In the camps, "an estimated eighteen thousand to twenty-four thousand people died from exposure, typhoid, and diseases" (Corey, 54). The historian L. James puts the figure even higher at 28,000 Boers and notes that 80% of these were children. On top of that number, between 14,000 and 20,000 Black Africans died in the camps. These figures compare to around 7,000 Boers killed as combatants during the war.

It was not the intention of the British authorities that so many, or indeed anyone, would die in the camps, despite accusations of deliberate genocide from some on the Boer side. As James notes: "They were victims of a combination of bureaucratic incompetence and medical ignorance rather than malevolence: 28,000 British soldiers also died from the same infections that killed the detainees" (130). The Fawcett Commission official enquiry noted that the majority of deaths in the camps had been preventable if adequate medical measures had been taken from the start. Red tape, indifference to civilians, and general incompetence were all-too-familiar characteristics of the British Army in its colonial wars throughout the 19th century. The army medical corps could not adequately cope with diseases in its own ranks, never mind a huge number of civilians kept in conditions rife for diseases to spread.

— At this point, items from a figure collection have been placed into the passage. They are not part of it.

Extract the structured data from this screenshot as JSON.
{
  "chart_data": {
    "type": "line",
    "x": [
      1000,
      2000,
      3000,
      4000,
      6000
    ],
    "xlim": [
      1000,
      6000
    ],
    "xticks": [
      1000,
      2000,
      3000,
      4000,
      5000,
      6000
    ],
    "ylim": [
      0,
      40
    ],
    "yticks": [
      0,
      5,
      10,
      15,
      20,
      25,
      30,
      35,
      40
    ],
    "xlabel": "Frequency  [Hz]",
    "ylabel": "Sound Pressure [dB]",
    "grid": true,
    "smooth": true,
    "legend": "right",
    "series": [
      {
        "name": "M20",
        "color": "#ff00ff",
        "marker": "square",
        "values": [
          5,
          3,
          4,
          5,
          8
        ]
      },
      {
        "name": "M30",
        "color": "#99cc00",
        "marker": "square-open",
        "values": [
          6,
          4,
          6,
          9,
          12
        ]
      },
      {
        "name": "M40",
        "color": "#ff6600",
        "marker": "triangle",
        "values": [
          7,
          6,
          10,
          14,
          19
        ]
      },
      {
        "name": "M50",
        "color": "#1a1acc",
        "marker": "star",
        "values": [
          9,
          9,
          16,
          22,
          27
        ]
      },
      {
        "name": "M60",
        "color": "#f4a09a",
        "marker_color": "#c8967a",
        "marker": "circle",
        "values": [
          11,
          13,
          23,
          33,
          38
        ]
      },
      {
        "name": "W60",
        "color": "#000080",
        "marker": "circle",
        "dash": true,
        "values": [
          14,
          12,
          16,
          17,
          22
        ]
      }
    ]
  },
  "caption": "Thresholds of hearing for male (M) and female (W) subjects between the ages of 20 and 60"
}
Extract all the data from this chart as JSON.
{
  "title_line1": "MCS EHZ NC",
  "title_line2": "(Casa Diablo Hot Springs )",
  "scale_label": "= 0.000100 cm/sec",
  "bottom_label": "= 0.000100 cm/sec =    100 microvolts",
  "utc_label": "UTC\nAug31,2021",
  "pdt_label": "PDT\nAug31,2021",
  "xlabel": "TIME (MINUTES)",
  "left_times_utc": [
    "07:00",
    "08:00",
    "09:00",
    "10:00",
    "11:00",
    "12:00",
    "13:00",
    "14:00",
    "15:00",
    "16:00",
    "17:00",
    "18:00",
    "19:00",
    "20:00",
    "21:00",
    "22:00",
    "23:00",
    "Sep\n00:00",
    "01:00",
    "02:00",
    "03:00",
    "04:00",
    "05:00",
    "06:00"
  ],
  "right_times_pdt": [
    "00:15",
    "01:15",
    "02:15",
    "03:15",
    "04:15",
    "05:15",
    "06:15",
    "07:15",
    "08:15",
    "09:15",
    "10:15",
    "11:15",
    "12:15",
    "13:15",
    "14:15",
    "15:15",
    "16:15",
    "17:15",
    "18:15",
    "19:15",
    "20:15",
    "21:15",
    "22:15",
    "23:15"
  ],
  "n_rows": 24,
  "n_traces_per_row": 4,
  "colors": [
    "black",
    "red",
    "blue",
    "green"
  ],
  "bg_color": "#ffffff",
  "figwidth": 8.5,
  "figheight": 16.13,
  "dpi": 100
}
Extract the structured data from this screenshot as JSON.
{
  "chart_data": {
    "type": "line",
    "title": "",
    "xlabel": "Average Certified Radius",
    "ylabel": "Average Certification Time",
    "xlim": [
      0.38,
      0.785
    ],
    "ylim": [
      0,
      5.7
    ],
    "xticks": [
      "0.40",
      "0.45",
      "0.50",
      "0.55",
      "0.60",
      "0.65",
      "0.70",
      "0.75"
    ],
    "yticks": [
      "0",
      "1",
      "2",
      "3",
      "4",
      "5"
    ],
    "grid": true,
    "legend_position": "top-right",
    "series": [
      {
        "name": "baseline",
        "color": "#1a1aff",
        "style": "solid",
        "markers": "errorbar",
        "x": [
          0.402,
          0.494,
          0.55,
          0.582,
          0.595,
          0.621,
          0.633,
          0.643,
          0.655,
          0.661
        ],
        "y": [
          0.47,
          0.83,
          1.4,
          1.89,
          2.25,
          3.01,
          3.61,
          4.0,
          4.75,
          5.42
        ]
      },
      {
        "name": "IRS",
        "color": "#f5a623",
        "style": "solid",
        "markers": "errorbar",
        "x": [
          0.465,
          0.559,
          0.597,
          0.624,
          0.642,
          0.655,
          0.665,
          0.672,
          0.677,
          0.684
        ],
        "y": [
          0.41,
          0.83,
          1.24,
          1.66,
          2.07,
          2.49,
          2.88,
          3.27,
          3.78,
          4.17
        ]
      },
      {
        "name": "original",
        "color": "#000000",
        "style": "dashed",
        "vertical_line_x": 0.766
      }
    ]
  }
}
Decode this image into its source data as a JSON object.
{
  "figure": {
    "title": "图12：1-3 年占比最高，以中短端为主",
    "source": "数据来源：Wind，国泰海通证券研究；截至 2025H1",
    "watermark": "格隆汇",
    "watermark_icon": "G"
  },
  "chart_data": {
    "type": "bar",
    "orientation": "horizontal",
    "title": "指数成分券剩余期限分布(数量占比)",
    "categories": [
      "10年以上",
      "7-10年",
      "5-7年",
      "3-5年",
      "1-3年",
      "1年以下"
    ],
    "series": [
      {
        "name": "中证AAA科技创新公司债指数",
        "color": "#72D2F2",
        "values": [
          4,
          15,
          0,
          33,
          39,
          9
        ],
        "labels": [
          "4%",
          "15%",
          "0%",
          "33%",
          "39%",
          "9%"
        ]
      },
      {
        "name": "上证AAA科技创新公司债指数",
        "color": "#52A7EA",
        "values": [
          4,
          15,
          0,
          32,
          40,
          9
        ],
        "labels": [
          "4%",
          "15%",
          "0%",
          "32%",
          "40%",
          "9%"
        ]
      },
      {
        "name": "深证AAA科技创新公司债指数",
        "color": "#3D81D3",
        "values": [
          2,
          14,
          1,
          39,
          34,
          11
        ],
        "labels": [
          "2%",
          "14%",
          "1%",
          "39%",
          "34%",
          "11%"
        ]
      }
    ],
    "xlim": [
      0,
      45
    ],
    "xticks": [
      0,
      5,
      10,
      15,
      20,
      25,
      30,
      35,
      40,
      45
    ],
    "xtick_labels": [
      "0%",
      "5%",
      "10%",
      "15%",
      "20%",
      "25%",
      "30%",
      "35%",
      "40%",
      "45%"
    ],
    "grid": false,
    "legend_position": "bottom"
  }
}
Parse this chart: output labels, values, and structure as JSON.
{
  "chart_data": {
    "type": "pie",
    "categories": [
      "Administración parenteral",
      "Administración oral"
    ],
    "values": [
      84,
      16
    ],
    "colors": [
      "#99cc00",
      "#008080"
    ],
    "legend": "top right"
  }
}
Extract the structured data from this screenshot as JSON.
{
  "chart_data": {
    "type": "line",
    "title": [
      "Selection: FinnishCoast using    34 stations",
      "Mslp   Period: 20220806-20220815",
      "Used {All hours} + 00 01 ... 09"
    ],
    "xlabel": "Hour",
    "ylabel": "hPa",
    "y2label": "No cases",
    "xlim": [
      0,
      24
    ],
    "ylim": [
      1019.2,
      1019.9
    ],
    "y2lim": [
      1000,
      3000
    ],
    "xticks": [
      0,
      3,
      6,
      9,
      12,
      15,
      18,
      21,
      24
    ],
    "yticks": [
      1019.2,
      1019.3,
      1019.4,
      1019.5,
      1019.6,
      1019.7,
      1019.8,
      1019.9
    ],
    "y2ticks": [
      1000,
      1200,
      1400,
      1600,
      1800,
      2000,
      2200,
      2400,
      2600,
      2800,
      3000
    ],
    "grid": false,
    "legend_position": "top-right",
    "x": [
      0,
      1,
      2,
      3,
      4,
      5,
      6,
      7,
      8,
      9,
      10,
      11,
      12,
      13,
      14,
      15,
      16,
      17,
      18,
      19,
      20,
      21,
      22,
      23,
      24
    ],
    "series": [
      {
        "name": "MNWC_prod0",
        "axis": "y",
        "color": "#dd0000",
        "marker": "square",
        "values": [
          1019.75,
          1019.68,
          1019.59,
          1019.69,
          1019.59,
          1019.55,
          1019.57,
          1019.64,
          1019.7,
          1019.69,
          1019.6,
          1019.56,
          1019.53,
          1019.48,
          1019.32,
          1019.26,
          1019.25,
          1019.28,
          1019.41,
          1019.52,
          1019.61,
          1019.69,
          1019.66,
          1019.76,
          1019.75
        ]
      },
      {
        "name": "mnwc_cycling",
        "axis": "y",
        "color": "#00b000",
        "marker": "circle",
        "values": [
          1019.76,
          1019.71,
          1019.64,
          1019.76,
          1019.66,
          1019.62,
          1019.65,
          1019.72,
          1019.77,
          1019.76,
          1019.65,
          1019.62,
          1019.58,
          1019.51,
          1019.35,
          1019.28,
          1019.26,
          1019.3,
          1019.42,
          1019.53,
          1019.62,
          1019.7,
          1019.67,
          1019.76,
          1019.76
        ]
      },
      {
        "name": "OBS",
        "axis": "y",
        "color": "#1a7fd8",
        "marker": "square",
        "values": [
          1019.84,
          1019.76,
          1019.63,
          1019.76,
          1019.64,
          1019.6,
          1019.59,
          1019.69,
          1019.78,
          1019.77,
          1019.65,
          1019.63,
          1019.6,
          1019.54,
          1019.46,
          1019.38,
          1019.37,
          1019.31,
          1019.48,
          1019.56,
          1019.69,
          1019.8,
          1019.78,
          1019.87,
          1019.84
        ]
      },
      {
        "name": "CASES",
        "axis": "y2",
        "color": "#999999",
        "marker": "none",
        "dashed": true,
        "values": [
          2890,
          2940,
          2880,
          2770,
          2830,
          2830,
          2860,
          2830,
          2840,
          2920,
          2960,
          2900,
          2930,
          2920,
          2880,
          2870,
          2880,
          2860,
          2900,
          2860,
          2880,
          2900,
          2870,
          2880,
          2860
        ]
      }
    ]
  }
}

When news of the humanitarian disaster reached Britain, there was public outrage, and the press called for answers. Parliament debated the issue. The Liberal party leader, Henry Campbell-Bannerman, called out the government and, in a public speech, described the camps as "methods of barbarism" (Fage, 479). Independent figures personally investigated the disaster. Emily Hobhouse (1860 to 1926) was one such welfare campaigner and, after touring both Boer republics over a period of four months, she wrote a damning report on the government's incompetence in April 1901. Hobhouse describes a camp in Bloemfontein, visited on 26 January 1901:

Imagine the heat outside the tents, and the suffocation inside! We sat on their khaki blankets, rolled up, inside Mrs. Botha's tent; and the sun blazed through the single canvas, and flies lay thick and black on everything – no chair, no table, nor any room for such; only a deal box, standing on its end, served as a wee pantry. In the tiny tent live Mrs. Botha, five children (three quite grown up) and a little Kaffir servant girl. Many tents have more occupants…

(Fremont-Barnes, 79)

Hobhouse's report and others, along with international outrage in the press in France and Germany, influenced the government, albeit painfully slowly, to improve the situation in the camps they euphemistically labelled 'camps of refuge.' The first step to improving conditions in the camps was to take control away from the army and put the civilian authorities in charge. Kitchener ended the scorched-earth policy in December 1901 and ordered that no more Boer women and children be arrested.

The Second Boer War came to an end in May 1902 with the Treaty of Vereeniging. Even then, many detainees in the concentration camps had to endure several more months of incarceration until they were allowed to return to their homes, if they had them to return to.

Britain took over Transvaal and the Orange Free State, and in 1910, both states, along with Cape Colony and Natal, as well as several former African kingdoms, were unified into a single colony: the Union of South Africa. The British had not been the first to use concentration camps; the Spanish army had used them in the guerrilla war with rebels in Cuba just a few years before. Nor would this be the last time they were used. Concentration camps would make an unwelcome reappearance in other 20th-century conflict arenas, such as in German South West Africa in the early 1900s, when Fascist Italy occupied Libya in the early 1930s, and, most infamously of all, by Nazi Germany in occupied Europe during the Second World War (1939 to 45).